8月実質賃金1.4%減、90年代半ばから下落傾向
自民総裁選、抜本策は議論されず
10月8日に公表された毎月勤労統計調査によれば、8月の実質賃金指数(現金給与総額、消費者物価指数による実質化、5人以上の事業所、2020年を100とする指数)は、対前年比1.4%減となり、8カ月連続のマイナスとなった。
実質賃金指数で見た日本の実質賃金は、高度成長の過程を経て上昇し、1996年に115.7となった。しかし、ここがピークで、これ以降はほぼ傾向的に下落している。
年平均値は2010年に105.4となり、15年に100.9になった。そして、20年に100.0になった。ピークに比べて15%ほど低下したことになる。
21年には100.5に上昇したものの、その後、落ち込み、23年に98.0にまで下落した。
その後、23年以降、春闘の高賃上げで、名目賃金のみならず、実質賃金も伸びたような印象を持つ。これはしばしば「物価と賃金の好循環」と呼ばれてきたが、今年を見れば、1月から8月まで実質賃金はずっと前年比マイナスのままだ。

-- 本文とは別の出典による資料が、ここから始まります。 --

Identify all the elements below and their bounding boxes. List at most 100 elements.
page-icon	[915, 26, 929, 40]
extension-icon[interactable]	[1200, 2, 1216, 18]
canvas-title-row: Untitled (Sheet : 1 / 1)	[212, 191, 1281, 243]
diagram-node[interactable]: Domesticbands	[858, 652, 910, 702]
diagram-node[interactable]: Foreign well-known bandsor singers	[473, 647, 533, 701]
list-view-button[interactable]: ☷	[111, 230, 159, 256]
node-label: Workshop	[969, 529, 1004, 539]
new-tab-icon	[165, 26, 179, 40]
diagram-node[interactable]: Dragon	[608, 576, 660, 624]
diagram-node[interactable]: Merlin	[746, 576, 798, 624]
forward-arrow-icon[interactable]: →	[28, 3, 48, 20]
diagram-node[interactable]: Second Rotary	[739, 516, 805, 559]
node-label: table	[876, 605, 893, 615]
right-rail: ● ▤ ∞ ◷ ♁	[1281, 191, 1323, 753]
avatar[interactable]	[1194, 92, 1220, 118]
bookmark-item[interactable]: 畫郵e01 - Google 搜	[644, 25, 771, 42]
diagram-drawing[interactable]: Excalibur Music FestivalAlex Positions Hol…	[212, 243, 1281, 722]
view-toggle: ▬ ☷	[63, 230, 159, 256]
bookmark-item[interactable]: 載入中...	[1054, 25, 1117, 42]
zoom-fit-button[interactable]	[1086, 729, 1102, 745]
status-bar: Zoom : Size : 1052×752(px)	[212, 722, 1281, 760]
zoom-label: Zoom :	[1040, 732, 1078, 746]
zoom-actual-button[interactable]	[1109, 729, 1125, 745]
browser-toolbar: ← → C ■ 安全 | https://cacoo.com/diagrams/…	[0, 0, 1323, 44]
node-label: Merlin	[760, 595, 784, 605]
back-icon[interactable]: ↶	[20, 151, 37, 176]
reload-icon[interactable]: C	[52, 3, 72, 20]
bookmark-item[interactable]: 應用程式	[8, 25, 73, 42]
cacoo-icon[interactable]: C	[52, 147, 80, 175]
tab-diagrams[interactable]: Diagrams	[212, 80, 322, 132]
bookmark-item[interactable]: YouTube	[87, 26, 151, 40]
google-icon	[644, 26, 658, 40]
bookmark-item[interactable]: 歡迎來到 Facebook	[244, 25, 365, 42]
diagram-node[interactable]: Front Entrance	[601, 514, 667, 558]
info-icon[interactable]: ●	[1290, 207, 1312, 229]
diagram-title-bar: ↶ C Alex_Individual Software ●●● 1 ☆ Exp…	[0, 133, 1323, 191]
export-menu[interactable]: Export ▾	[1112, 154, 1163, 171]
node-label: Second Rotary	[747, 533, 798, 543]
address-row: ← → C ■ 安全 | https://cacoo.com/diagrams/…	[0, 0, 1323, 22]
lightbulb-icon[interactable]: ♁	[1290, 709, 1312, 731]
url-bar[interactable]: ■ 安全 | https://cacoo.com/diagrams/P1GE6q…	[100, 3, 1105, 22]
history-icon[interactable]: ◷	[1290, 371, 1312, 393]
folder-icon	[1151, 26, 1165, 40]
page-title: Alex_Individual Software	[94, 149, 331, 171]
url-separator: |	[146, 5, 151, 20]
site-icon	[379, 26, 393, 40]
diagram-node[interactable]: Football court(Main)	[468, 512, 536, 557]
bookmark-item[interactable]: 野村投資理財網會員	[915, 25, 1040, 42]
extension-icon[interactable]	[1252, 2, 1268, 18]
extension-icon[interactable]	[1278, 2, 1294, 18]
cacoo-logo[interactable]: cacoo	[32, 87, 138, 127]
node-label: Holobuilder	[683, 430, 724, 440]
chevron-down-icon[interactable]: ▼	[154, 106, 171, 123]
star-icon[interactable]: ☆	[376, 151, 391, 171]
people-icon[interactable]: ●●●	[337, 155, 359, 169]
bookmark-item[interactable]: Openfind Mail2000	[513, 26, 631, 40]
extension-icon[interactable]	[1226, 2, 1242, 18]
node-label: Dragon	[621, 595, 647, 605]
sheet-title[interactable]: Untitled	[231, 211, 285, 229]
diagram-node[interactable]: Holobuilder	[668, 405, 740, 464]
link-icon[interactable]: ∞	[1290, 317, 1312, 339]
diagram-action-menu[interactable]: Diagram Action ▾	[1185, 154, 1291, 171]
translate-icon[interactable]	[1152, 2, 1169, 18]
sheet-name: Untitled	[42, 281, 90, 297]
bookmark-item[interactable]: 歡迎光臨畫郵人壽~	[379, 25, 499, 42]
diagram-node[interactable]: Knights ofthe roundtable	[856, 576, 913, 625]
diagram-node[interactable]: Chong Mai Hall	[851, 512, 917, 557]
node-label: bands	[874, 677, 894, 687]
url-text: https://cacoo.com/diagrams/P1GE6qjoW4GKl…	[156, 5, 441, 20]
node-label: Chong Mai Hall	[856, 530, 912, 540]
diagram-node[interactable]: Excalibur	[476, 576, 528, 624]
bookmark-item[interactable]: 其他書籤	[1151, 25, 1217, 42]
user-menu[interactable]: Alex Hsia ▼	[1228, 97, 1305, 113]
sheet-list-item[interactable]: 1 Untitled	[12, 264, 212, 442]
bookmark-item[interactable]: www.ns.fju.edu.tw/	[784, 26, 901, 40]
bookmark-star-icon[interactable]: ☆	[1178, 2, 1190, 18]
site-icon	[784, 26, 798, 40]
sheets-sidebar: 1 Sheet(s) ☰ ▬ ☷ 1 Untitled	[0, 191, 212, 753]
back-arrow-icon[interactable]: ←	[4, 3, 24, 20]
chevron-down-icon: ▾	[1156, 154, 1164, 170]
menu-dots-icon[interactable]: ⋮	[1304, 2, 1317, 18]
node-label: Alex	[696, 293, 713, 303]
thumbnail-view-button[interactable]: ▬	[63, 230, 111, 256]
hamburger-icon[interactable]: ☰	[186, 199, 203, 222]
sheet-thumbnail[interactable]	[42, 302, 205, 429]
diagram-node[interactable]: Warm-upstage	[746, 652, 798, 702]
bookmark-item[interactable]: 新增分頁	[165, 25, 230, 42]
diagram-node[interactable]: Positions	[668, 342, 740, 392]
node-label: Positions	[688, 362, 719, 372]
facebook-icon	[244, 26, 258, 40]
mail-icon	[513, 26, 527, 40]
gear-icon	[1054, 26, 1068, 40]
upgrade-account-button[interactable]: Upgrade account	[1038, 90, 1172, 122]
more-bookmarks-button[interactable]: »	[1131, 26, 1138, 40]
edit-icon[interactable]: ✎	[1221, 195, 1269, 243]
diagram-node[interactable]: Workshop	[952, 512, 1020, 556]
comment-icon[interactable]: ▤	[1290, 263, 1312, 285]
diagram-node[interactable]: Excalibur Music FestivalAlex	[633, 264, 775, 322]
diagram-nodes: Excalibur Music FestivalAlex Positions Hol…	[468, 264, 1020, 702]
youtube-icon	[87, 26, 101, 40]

自民党の総裁選でも、実質賃金の引き上げ問題が議論のテーマとなり、候補者たちは「実質賃金を1%ずつ上昇させる」「年収を3年で1割増」「インフレ対応型経済運営」などと、重要な課題として挙げたが、それを実現するための具体策にはほとんど触れられなかった。

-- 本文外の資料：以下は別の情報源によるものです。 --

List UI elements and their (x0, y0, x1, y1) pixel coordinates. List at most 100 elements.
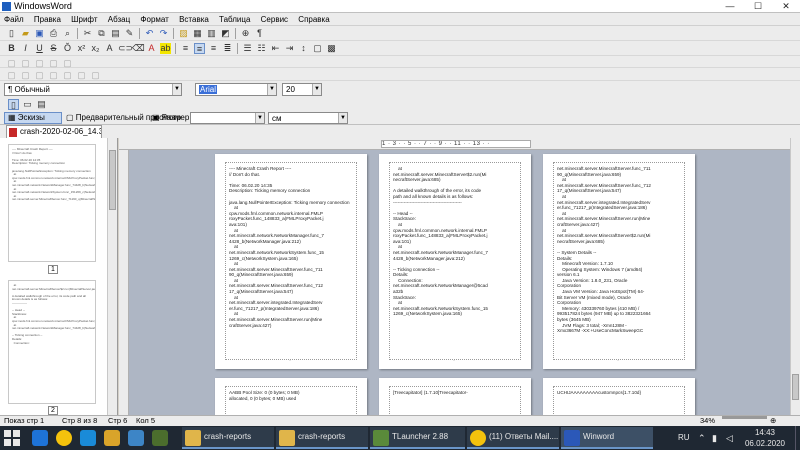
page-1[interactable]: ---- Minecraft Crash Report ---- // Don'… (215, 154, 367, 369)
chevron-down-icon[interactable]: ▼ (312, 84, 321, 95)
menu-paragraph[interactable]: Абзац (104, 13, 134, 26)
chevron-down-icon[interactable]: ▼ (172, 84, 181, 95)
outline-view-icon[interactable]: ▤ (36, 99, 47, 110)
shape-icon[interactable]: ▢ (34, 70, 45, 81)
shading-icon[interactable]: ▩ (326, 43, 337, 54)
drawing-icon[interactable]: ◩ (220, 28, 231, 39)
page-4-text[interactable]: AABB Pool Size: 0 (0 bytes; 0 MB) alloca… (225, 386, 357, 415)
media-player-icon[interactable] (80, 430, 96, 446)
menu-font[interactable]: Шрифт (67, 13, 101, 26)
menu-edit[interactable]: Правка (30, 13, 65, 26)
font-shrink-icon[interactable]: A (104, 43, 115, 54)
menu-table[interactable]: Таблица (215, 13, 254, 26)
zoom-slider[interactable] (722, 416, 767, 419)
paste-icon[interactable]: ▤ (110, 28, 121, 39)
insert-image-icon[interactable]: ▨ (178, 28, 189, 39)
maximize-button[interactable]: ☐ (744, 0, 772, 13)
explorer-icon[interactable] (104, 430, 120, 446)
shape-icon[interactable]: ▢ (48, 70, 59, 81)
align-left-icon[interactable]: ≡ (180, 43, 191, 54)
save-icon[interactable]: ▣ (34, 28, 45, 39)
menu-file[interactable]: Файл (0, 13, 28, 26)
font-size-select[interactable]: 20 ▼ (282, 83, 322, 96)
chrome-icon[interactable] (56, 430, 72, 446)
page-6-text[interactable]: UCHIJAAAAAAAAAcustomnpcs{1.7.10d} (553, 386, 685, 415)
ie-icon[interactable] (32, 430, 48, 446)
page-6[interactable]: UCHIJAAAAAAAAAcustomnpcs{1.7.10d} (543, 378, 695, 415)
redo-icon[interactable]: ↷ (158, 28, 169, 39)
insert-table-icon[interactable]: ▦ (192, 28, 203, 39)
new-document-icon[interactable]: ▯ (6, 28, 17, 39)
format-painter-icon[interactable]: ✎ (124, 28, 135, 39)
strikethrough-icon[interactable]: S (48, 43, 59, 54)
undo-icon[interactable]: ↶ (144, 28, 155, 39)
shape-icon[interactable]: ▢ (62, 70, 73, 81)
document-tab[interactable]: crash-2020-02-06_14.35.... (6, 125, 102, 138)
taskbar-item-mail[interactable]: (11) Ответы Mail.... (467, 427, 559, 449)
minimize-button[interactable]: — (716, 0, 744, 13)
page-4[interactable]: AABB Pool Size: 0 (0 bytes; 0 MB) alloca… (215, 378, 367, 415)
page-3-text[interactable]: net.minecraft.server.MinecraftServer.fun… (553, 162, 685, 360)
menu-help[interactable]: Справка (294, 13, 333, 26)
minecraft-icon[interactable] (152, 430, 168, 446)
menu-insert[interactable]: Вставка (175, 13, 213, 26)
tray-chevron-icon[interactable]: ⌃ (698, 426, 706, 450)
document-scrollbar[interactable] (790, 138, 800, 415)
clear-format-icon[interactable]: ⌫ (132, 43, 145, 54)
align-center-icon[interactable]: ≡ (194, 43, 205, 54)
page-thumbnail-1[interactable]: ---- Minecraft Crash Report ---- // Don'… (8, 144, 96, 262)
copy-icon[interactable]: ⧉ (96, 28, 107, 39)
columns-icon[interactable]: ▥ (206, 28, 217, 39)
chevron-down-icon[interactable]: ▼ (267, 84, 276, 95)
windows-start-icon[interactable] (4, 430, 20, 446)
paragraph-marks-icon[interactable]: ¶ (254, 28, 265, 39)
taskbar-item-winword[interactable]: Winword (561, 427, 653, 449)
underline-icon[interactable]: U (34, 43, 45, 54)
chevron-down-icon[interactable]: ▼ (255, 113, 264, 123)
menu-format[interactable]: Формат (136, 13, 172, 26)
font-select[interactable]: Arial ▼ (195, 83, 277, 96)
page-2-text[interactable]: at net.minecraft.server.MinecraftServer$… (389, 162, 521, 360)
cut-icon[interactable]: ✂ (82, 28, 93, 39)
thumbnail-scrollbar[interactable] (107, 138, 117, 415)
horizontal-ruler[interactable]: 1 · 3 · · 5 · · 7 · · 9 · · 11 · · 13 · … (119, 138, 790, 150)
page-3[interactable]: net.minecraft.server.MinecraftServer.fun… (543, 154, 695, 369)
volume-icon[interactable]: ◁ (726, 426, 733, 450)
taskbar-item-crash-reports-2[interactable]: crash-reports (276, 427, 368, 449)
scroll-thumb[interactable] (792, 374, 799, 400)
show-desktop-button[interactable] (795, 426, 800, 450)
increase-indent-icon[interactable]: ⇥ (284, 43, 295, 54)
page-1-text[interactable]: ---- Minecraft Crash Report ---- // Don'… (225, 162, 357, 360)
bold-icon[interactable]: B (6, 43, 17, 54)
shape-icon[interactable]: ▢ (76, 70, 87, 81)
menu-service[interactable]: Сервис (257, 13, 292, 26)
font-color-icon[interactable]: A (146, 43, 157, 54)
print-preview-icon[interactable]: ⌕ (62, 28, 73, 39)
numbering-icon[interactable]: ☷ (256, 43, 267, 54)
taskbar-item-crash-reports-1[interactable]: crash-reports (182, 427, 274, 449)
subscript-icon[interactable]: x₂ (90, 43, 101, 54)
generic-app-icon[interactable] (128, 430, 144, 446)
page-thumbnail-2[interactable]: at net.minecraft.server.MinecraftServer$… (8, 280, 96, 404)
taskbar-item-tlauncher[interactable]: TLauncher 2.88 (370, 427, 465, 449)
size-select[interactable]: ▼ (190, 112, 265, 124)
sketches-button[interactable]: ▦ Эскизы (4, 112, 62, 124)
print-icon[interactable]: ⎙ (48, 28, 59, 39)
decrease-indent-icon[interactable]: ⇤ (270, 43, 281, 54)
network-icon[interactable]: ▮ (712, 426, 717, 450)
print-layout-icon[interactable]: ▯ (8, 99, 19, 110)
unit-select[interactable]: см ▼ (268, 112, 348, 124)
shape-icon[interactable]: ▢ (90, 70, 101, 81)
outline-icon[interactable]: Ŏ (62, 43, 73, 54)
chevron-down-icon[interactable]: ▼ (338, 113, 347, 123)
superscript-icon[interactable]: x² (76, 43, 87, 54)
open-folder-icon[interactable]: ▰ (20, 28, 31, 39)
shape-icon[interactable]: ▢ (20, 70, 31, 81)
page-2[interactable]: at net.minecraft.server.MinecraftServer$… (379, 154, 531, 369)
shape-icon[interactable]: ▢ (6, 70, 17, 81)
page-5[interactable]: [Treecapitator] (1.7.10]Treecapitator- (379, 378, 531, 415)
zoom-icon[interactable]: ⊕ (240, 28, 251, 39)
language-indicator[interactable]: RU (678, 426, 690, 450)
zoom-in-icon[interactable]: ⊕ (770, 416, 776, 426)
justify-icon[interactable]: ≣ (222, 43, 233, 54)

新総裁になった高市早苗氏をはじめ多くの候補者が提案したのは、ガソリン税の旧暫定税率の廃止だった。
確かにこれによってガソリン価格は下がる可能性が高い。しかし、これは実質賃金引き上げと同じ効果を持つだろうか?
利益を得る人もいるだろう。しかし、日本人が全体として豊かになれるわけではない。だから、永続的な実質賃金の引き上げのような効果は期待できない。しかも、この政策はガソリン価格の引き下げを通じて、ガソリンに対する需要を増やす。それによって物価が上昇し、むしろ実質賃金が引き下げられる可能性が高い。
実質賃金の長期低落の問題を考える上で重要なのは、それが日本の国際競争力低下と軌を一にしているという事実だ。